Teen girls are offered these opportunities and more by attending the Bold Futures Camp.
Minnesota State University’s College of Business and Taylor Corp. partnered to put on the camp. The Glen A. Taylor Foundation is sponsoring three weeklong camps over three years with this being the second year. The foundation is covering all the costs for the campers.
The camp provides girls grades 10 to 12 with a hands-on opportunity to explore careers in business and STEM.
“We want girls to understand that the STEM careers they are interested in are obtainable,” said camp director Karri Olmanson. “I want them to make connections between their interests and possible career paths.”
The camp kicked off Monday with a trip to the Twin Cities that included tours of Target Center, Mayo Clinic Sports Medicine and Microsoft. Experimenting with holographic glasses at Microsoft was a highlight for camper Aurora Kahmanm, a soon-to-be sophomore at Mankato West. Kahmanm said the camp is giving her a read on “which careers might be good fits, and which ones may not work.”
When they aren’t taking trips and receiving tours, the campers spend their time doing team-building activities and labs conducted by MSU faculty.
Tuesday the campers began the day with a coding lab and a tour of Taylor Corp. Later in the day they received a lecture on financial literacy from Emily Prochnow, the director of planning and execution at Ameriprise in Minneapolis.

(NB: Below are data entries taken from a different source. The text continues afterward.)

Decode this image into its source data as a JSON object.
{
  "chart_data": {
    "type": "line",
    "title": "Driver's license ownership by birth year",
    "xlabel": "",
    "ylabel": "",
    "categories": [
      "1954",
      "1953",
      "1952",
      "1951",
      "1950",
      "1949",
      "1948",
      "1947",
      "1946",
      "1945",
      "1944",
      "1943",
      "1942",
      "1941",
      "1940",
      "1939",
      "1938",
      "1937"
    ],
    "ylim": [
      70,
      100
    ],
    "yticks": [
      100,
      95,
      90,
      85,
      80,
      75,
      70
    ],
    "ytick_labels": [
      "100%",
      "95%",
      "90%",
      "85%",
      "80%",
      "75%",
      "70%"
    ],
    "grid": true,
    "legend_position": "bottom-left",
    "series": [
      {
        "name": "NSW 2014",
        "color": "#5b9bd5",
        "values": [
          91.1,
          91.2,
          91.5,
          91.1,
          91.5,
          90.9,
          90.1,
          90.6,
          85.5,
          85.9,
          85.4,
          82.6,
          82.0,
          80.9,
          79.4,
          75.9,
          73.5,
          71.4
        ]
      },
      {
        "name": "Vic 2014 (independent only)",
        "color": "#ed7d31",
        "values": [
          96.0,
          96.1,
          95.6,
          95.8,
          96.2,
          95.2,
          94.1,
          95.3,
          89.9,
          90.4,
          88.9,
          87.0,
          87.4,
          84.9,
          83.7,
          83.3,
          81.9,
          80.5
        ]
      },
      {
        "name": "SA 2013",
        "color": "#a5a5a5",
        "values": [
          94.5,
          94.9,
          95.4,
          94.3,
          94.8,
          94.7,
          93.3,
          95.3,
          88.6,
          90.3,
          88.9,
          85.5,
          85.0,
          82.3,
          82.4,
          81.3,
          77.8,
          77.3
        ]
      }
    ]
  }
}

Prochnow’s presentation covered everything from college savings to retirement planning. The campers also were given an opportunity to write out their long-term career goals and share them in groups.
“My goal is to bring these industries closer to the people who might be interested in them,” Prochnow said. “I hope this experience can help them learn a little bit more about themselves.”
Wednesday started with a water purification lab that included a competition. The campers were given a kit and competed to see who could make the best water filter.
The day concluded with a networking dinner that gave campers the opportunity to connect with women in business and STEM fields. About 40 female business leaders attended the event, including Taylor Corp. CEO Deb Taylor. Each camper came up with an “elevator pitch” about their strengths that was presented at the dinner.
Soon-to-be Mankato East junior Bianca Corral saw it as a special opportunity to “meet new people and learn how they got to where they are today.”
The camp will conclude Friday with the campers giving their Bold Futures presentations about what they learned and two careers they could see themselves going into.
“It’s been great to have this event at MSU,” Olmanson said. “Some of these students aren’t sure they can attend a university or go into these fields, so being in this setting is really opening their eyes to all the possibilities.”